On a typical pre-pandemic day at the Los Angeles port, a key point of entry for goods from Asia, there would be no more than one ship at a time waiting to unload. One day last month, there were a record 73 ships waiting in line.
“I’ve never seen anything like this,” said Lars Mikael Jensen, head of Global Ocean Network at A.P. Moller-Maersk, the world’s largest shipping company. “All the links in the supply chain are stretched. The ships, the trucks, the warehouses.”
Port traffic is leading to rising costs and product shortages, which experts say may get worse before they get better. Because of the severity of the situation, the White House has led conversations with private companies to encourage expanded working hours, data sharing and other solutions.
Recently President Biden announced that the Los Angeles port would move to 24/7 working hours. Though this is only one small link in the overall issue, it indicates that the government is pressuring companies to accelerate processes as much as humanly possible.
Companies like Target, Walmart, Costco, Home Depot, Samsung and FedEx have all recently announced new initiatives to move their products from ship to shelf faster. But there is no simple fix here. Even with expanded hours and privately chartered ships, large companies face issues involving full warehouses and a sustained labor shortage.
As shipping companies work hard to move goods quickly through congested ports, how much are they investing in advertising?
In the first three quarters of the year, shipping and logistics companies invested $14.1 million across digital and print in the B2B space. This is down 6% over the same period in 2020, where $15 million was spent across print and digital advertising.
Lower shipping and logistics spending in 2020 appeared to be a case of not needing to advertise due to pandemic restrictions and an increased demand for shipping. This additional decrease in advertising spending is likely due to the slowdown of goods distribution.
The top advertisers in 2021 are: Old Dominion Freight, FedEx, Yang Ming Group, TLI Transco Lines and Georgia Port Authority.

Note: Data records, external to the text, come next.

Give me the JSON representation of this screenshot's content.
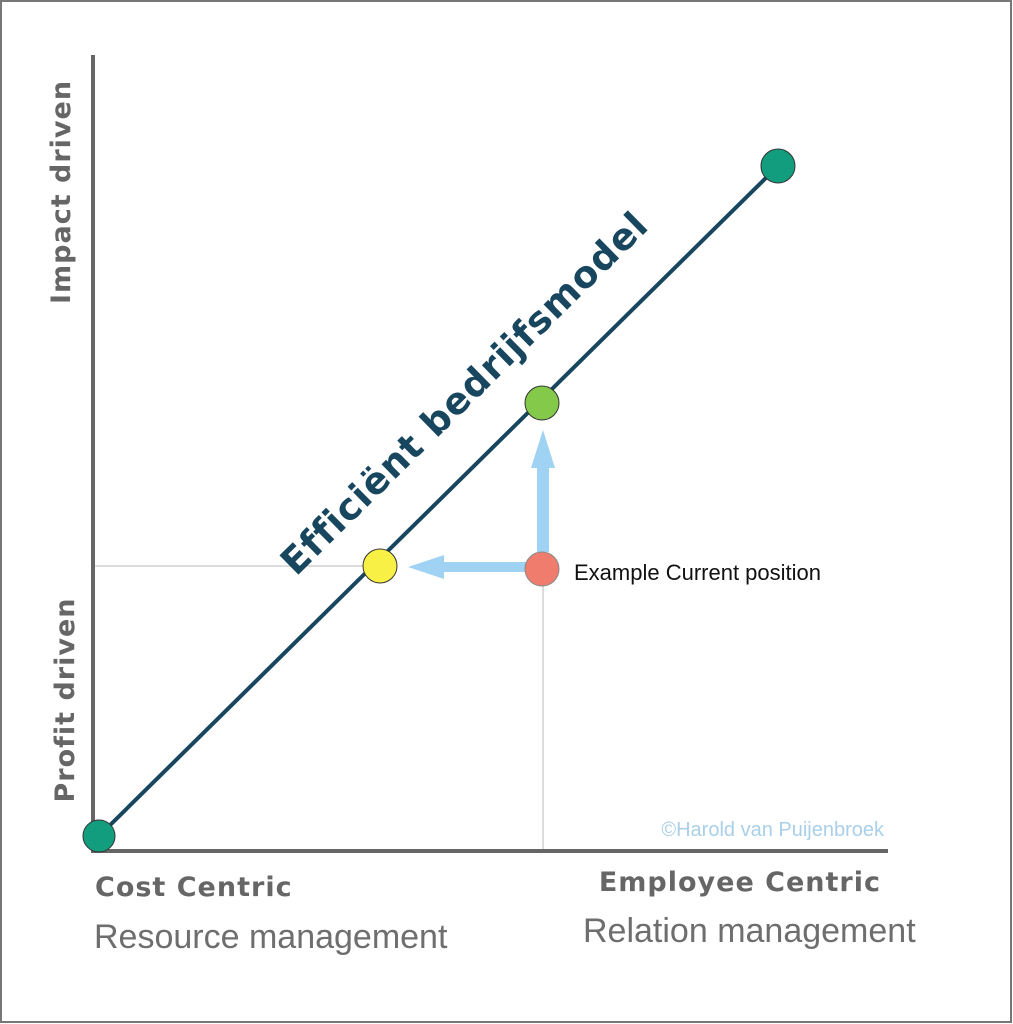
{
  "diagram": {
    "title": "Efficiënt bedrijfsmodel",
    "y_axis": {
      "top_label": "Impact driven",
      "bottom_label": "Profit driven"
    },
    "x_axis": {
      "left_title": "Cost Centric",
      "left_subtitle": "Resource management",
      "right_title": "Employee Centric",
      "right_subtitle": "Relation management"
    },
    "annotation": "Example Current position",
    "copyright": "©Harold van Puijenbroek",
    "points": [
      {
        "name": "origin",
        "color": "#129e7e"
      },
      {
        "name": "target-horizontal",
        "color": "#f8f045"
      },
      {
        "name": "target-vertical",
        "color": "#85c94b"
      },
      {
        "name": "top-end",
        "color": "#129e7e"
      },
      {
        "name": "current-position",
        "color": "#ef7c6c"
      }
    ],
    "colors": {
      "axis": "#666666",
      "diagonal": "#17465e",
      "arrow": "#9fd2f3",
      "guide": "#dcdcdc",
      "frame": "#777777"
    }
  }
}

While the White House can facilitate talks needed to negotiate 24 hour service from longshoremen, the next step is to make sure there are enough trucks, trains and planes to transport these goods (and the workers to go with them). This is why we see an increased focus on the dependability of trucking, rail and employment opportunities.
It is unclear how long it will take to recruit more employees and untangle this global logistical mess. Until then, advertising spend is much lower than it was pre-pandemic and ad creative is leaning into employment opportunities and key pain points of business customers.